By the early to mid sixties, Shorty Horton was getting a little long in the tooth for his Ray Man gig. Ellwood Brown recalled that the paunchy Horton started to look as out of place as a grocery-store butcher surrounded by his all-in-black bandmates. He duly retired to the station of band driver. His replacements included Ed Cynar, Richie Mitchell or Ellwood Brown on bass, augmented by Bobby ‘The Kid' Howard on organ and Chuck Bennett as soul shouter.

This was a potent bunch of players. Ed Cynar describes the "almost scary sound and sight of the live performances" of the Ray Men in the mid sixties. Unbelievably he maintains the tough-as-rocks sound of Link's Swan recordings didn't do them justice. "What one hears on Link's older recordings is NOT the way we sounded then. Try to imagine the spectacle of Link on stage, dressed darkly, blasting with more volume than is healthy for human beings, with Chuck Bennett and his past-shoulder-length hair hanging down, me with long hair and skin-tight pants playing bass through a 40-inch speaker cabinet, and Doug pounding his drums, all of us sneering and looking like we really enjoyed mayhem. People would walk away afterwards in a daze with silly grins on their faces. You could never get that presence on a 45-rpm record."

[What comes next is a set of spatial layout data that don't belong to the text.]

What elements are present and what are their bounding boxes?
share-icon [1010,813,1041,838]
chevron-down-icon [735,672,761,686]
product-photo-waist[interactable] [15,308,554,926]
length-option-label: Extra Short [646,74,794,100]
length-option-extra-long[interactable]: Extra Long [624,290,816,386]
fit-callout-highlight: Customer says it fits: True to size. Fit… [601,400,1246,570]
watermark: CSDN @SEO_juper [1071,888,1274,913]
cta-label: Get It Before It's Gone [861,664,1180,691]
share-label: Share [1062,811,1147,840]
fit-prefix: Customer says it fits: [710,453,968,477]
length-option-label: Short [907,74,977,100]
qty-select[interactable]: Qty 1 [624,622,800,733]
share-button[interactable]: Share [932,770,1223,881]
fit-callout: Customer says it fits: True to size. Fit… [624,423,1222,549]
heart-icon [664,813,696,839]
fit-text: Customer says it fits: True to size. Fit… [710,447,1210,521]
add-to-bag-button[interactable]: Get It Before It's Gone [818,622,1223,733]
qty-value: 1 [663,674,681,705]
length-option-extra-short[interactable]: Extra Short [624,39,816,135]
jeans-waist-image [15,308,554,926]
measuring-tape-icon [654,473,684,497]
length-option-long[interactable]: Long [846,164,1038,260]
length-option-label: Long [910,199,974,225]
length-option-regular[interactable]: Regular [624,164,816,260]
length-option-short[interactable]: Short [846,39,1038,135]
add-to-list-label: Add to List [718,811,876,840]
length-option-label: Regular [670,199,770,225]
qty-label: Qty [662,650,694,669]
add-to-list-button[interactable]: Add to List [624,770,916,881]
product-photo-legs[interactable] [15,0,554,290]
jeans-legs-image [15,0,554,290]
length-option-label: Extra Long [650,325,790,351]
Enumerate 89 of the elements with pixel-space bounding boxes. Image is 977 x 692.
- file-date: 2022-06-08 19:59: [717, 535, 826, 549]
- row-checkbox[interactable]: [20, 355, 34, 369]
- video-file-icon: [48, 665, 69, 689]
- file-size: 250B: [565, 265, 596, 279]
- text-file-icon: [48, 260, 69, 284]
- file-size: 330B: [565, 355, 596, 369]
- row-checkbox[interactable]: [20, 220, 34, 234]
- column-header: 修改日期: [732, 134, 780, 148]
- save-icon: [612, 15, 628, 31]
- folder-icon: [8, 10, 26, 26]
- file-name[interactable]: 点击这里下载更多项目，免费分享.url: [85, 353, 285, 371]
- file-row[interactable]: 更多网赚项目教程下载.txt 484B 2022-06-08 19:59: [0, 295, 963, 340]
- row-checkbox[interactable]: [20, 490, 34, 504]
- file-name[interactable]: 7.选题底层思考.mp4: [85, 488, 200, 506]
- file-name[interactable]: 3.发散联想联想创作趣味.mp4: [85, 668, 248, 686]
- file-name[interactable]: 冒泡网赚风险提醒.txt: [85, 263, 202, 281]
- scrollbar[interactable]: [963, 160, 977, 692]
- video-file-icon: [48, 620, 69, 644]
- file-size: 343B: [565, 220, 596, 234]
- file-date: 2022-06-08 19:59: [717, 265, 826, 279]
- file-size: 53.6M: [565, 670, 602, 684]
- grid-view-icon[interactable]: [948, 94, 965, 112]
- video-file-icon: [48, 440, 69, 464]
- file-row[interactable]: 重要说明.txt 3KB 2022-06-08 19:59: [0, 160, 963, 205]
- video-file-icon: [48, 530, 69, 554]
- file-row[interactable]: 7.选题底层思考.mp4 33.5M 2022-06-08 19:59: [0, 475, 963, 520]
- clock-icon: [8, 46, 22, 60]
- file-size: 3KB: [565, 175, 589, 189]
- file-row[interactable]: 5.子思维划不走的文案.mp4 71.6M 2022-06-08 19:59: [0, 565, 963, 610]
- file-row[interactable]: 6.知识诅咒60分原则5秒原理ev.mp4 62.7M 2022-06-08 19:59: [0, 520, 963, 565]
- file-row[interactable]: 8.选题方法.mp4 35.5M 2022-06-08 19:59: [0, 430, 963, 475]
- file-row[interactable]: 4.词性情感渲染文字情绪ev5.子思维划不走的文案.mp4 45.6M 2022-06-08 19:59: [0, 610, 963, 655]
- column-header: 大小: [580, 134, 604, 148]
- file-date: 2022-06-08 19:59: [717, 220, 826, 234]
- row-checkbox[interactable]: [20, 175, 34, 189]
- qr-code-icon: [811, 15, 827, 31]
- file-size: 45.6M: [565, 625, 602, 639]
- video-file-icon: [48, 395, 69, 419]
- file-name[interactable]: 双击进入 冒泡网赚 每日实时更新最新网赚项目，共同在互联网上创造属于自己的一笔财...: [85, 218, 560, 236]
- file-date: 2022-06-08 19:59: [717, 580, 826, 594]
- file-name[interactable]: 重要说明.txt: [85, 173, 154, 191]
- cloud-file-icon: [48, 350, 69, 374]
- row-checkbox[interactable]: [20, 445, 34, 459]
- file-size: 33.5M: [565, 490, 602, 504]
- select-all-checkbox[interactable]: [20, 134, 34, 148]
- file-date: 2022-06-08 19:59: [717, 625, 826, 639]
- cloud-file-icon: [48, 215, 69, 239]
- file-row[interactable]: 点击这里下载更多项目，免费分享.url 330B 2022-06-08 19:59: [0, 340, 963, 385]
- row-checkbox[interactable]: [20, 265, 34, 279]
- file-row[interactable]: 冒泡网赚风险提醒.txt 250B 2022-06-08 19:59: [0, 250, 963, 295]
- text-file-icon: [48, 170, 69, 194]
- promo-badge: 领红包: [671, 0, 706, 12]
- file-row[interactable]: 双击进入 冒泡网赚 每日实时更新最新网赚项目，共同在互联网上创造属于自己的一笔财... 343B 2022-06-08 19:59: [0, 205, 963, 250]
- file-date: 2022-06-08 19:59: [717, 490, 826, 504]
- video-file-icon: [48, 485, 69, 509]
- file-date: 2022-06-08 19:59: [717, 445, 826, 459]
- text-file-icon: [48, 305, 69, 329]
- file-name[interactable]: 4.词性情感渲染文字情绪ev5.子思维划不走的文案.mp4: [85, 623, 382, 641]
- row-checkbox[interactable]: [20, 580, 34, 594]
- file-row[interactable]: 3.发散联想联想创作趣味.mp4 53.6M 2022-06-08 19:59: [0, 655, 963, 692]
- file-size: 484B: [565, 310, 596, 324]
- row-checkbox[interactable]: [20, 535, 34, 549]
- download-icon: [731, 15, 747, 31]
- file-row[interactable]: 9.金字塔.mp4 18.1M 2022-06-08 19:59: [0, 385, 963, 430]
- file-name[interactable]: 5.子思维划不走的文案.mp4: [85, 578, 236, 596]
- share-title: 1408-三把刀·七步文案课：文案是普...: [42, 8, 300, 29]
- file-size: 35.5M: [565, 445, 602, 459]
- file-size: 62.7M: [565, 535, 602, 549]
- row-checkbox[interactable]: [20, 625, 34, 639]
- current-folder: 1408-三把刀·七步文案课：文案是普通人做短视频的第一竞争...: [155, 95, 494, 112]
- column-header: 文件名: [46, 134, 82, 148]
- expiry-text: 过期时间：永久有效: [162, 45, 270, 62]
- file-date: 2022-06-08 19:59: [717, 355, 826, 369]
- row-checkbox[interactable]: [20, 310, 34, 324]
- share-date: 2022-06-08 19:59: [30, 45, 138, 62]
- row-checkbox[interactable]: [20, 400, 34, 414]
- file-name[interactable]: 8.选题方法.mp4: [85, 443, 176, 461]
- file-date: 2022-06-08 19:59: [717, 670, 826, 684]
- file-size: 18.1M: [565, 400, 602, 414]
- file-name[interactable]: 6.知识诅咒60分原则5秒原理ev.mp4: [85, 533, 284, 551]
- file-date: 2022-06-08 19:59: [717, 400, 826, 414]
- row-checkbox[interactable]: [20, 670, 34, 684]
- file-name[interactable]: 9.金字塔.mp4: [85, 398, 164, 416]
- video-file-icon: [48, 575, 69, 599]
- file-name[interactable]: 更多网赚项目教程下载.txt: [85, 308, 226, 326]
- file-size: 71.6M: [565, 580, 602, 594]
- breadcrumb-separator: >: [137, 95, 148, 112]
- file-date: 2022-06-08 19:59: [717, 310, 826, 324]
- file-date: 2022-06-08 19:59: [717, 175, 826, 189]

And despite the collective rapsheet of the audience, they brought out the best of Link in a way the square world perhaps couldn't. "Very few people ever heard Link alone in a room," said Ed Cynar. One night at the 1023, Wray "motioned for the rest of us to put down our instruments and leave him on stage alone. For the full twenty minutes, he played everything from classical to standards. The absence of a band behind him was unnoticeable. After he finished, Link received a standing ovation from the crowd - and his band. The clientele at that venue may not have been among the most literate of people, but even the rough-hewn folks from Southeast Washington, DC knew when they were in the presence of greatness."

So all the magic ingredients were in place: a record company that let Link do just about whatever the hell he wanted, a couple of crazy local biker joints that functioned as perfect places for Wray's music to ferment, and a funky basement studio where he, his family and friends could make music any time of the night or day. Often, the band would tear straight home to Ray's studio from a gig at the 1023 or Vinnie's.

"After we finished playing for the night at 2:00 a.m., we would drive back to Accokeek and begin as soon as we got there," said Ed Cynar. "Recording with Link was an intense and serious endeavor. He knew what he wanted... he was always open to anyone's ideas. We never stopped until he was satisfied. Often we would be up all night recording, grab a few hours of sleep, return to play live the next night... if necessary, we would head back again for another all night session in the studio."

This resulted in an artistic high point like no other in Link Wray's career. Aided by his brothers, friends and paramours, Link was a Dr. Frankenstein in an analog-tube basement lair, concocting one nasty instrumental after another.